Seungjae and Kyungeon both had expressions of absurdity. At this point, I definitely understood. Yes. I gave him hope. I shouldn’t have taken it home in the first place… The irritability that pricked me on the first day I brought Il-Jo into the house must have come from this ominous future. Because in the end it was something to regret. Usually I’m good at drawing a line for those who approach me for something, especially for an emotional reward. But this time I broke the line first.
“Why did you bring him home? You don’t even invite us. “
“I didn’t know he was gay.”
“What are you talking about? ? Didn’t you get together with some guys before?”—so there’s nothing more to say.

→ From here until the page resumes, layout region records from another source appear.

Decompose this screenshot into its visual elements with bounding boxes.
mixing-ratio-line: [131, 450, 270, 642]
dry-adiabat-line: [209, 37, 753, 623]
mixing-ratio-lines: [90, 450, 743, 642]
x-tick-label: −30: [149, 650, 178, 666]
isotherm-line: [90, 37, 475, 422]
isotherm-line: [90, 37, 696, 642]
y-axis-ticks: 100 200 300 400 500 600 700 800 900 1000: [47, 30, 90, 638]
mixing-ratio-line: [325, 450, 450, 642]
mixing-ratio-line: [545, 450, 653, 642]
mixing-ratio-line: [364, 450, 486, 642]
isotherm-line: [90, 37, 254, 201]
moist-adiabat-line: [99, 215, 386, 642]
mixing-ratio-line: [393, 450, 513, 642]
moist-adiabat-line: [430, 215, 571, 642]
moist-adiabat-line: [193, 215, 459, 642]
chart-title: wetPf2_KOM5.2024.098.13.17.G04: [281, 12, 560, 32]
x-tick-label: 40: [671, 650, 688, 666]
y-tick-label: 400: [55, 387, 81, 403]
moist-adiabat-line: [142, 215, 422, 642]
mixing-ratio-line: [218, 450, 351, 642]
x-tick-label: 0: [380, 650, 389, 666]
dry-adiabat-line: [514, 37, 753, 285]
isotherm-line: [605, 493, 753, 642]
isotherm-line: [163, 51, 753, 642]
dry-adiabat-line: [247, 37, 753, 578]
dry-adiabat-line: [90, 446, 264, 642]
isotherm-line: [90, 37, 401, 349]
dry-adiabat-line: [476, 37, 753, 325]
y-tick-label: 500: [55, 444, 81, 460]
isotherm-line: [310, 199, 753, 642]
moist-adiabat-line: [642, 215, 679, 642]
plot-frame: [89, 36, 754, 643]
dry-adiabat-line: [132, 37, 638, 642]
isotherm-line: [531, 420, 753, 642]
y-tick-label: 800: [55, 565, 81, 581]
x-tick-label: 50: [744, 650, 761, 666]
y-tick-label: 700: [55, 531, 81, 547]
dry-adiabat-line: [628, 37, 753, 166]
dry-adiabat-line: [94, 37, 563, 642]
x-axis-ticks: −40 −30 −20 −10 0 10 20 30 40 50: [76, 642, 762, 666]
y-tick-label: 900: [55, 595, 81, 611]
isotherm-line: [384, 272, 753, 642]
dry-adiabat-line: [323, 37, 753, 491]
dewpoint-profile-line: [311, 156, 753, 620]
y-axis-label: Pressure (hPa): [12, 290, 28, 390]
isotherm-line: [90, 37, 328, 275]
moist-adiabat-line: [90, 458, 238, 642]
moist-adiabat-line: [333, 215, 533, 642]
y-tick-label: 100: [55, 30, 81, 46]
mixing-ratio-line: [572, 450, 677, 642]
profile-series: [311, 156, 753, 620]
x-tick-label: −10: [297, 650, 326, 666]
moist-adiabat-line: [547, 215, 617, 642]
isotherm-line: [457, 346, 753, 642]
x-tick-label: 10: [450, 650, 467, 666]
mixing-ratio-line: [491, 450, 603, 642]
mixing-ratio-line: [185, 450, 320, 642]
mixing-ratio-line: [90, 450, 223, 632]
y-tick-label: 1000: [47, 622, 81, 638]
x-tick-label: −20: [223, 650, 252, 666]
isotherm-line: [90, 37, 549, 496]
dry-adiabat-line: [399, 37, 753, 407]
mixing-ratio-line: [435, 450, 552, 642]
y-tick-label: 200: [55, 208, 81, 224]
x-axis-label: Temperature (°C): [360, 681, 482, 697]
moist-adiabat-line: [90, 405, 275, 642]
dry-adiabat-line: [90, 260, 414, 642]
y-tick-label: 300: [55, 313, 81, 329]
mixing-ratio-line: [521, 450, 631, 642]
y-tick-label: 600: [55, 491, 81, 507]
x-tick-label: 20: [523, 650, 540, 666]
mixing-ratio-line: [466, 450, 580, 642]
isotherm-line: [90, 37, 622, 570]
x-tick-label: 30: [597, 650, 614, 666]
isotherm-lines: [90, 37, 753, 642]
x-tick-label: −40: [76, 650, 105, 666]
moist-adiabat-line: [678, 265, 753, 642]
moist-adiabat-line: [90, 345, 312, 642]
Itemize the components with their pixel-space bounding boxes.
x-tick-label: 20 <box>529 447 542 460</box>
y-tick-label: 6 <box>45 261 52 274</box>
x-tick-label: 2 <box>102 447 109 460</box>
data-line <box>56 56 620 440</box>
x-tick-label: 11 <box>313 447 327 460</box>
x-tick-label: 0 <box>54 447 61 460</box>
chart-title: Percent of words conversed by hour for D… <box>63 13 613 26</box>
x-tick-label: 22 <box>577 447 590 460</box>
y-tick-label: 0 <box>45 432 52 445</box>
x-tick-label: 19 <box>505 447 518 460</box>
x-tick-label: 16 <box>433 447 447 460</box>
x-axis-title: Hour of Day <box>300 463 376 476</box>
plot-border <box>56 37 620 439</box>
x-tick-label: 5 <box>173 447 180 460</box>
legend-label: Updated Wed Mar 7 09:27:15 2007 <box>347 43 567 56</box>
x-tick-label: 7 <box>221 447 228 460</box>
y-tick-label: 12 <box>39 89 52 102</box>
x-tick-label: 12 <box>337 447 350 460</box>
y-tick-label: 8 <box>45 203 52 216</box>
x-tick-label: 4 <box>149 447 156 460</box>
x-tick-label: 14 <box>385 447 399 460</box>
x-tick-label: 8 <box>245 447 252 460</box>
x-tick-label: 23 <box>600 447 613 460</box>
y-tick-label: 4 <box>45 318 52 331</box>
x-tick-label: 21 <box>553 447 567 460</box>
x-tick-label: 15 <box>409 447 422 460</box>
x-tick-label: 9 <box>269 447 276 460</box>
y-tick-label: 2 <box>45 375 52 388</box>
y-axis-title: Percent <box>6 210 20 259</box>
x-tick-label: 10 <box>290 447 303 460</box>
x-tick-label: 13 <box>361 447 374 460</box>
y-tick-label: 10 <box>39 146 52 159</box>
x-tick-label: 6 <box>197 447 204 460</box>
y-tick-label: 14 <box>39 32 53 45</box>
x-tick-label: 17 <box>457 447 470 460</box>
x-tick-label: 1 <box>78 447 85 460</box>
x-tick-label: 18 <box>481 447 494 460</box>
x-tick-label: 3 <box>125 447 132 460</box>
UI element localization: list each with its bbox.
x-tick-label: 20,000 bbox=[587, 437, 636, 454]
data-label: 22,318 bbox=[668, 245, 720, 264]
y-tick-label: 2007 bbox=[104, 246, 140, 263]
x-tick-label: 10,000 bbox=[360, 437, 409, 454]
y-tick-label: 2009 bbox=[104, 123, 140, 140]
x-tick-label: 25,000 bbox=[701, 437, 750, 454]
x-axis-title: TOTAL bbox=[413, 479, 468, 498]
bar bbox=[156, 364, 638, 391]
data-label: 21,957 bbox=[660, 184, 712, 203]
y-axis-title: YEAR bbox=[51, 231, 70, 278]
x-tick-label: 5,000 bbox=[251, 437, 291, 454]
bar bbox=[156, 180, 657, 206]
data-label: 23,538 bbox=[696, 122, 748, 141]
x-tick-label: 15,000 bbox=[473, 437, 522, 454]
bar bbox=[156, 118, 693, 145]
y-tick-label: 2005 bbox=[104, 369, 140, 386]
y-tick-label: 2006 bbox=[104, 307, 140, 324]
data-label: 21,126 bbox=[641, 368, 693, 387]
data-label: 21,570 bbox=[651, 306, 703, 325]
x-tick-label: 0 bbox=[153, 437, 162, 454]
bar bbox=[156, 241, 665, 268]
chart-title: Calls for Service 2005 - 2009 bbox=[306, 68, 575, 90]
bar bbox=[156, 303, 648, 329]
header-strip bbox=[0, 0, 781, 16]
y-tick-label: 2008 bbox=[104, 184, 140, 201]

No, I thought my cousin would be fine. And at this point my irritation turned into anger. Little by little, I began to realize how absurd Lee Il-jo was. Even though we don’t come and go, we’re relatives and men above that. Is it my fault for letting this happen? Besides, on the subject of living on a bill, it feeds on my sympathy.
“Hey, I’m a victim here.” I said sarcastically.
Then, Seungjae, who looked complicated, gave the answer in one word. “Kick him out.”
“Of course.”
On the way home from after separating up with my two friends, I called Il-Jo. But Il-Jo didn’t pick up the calls.
I let out a sigh of anger and sent a text message.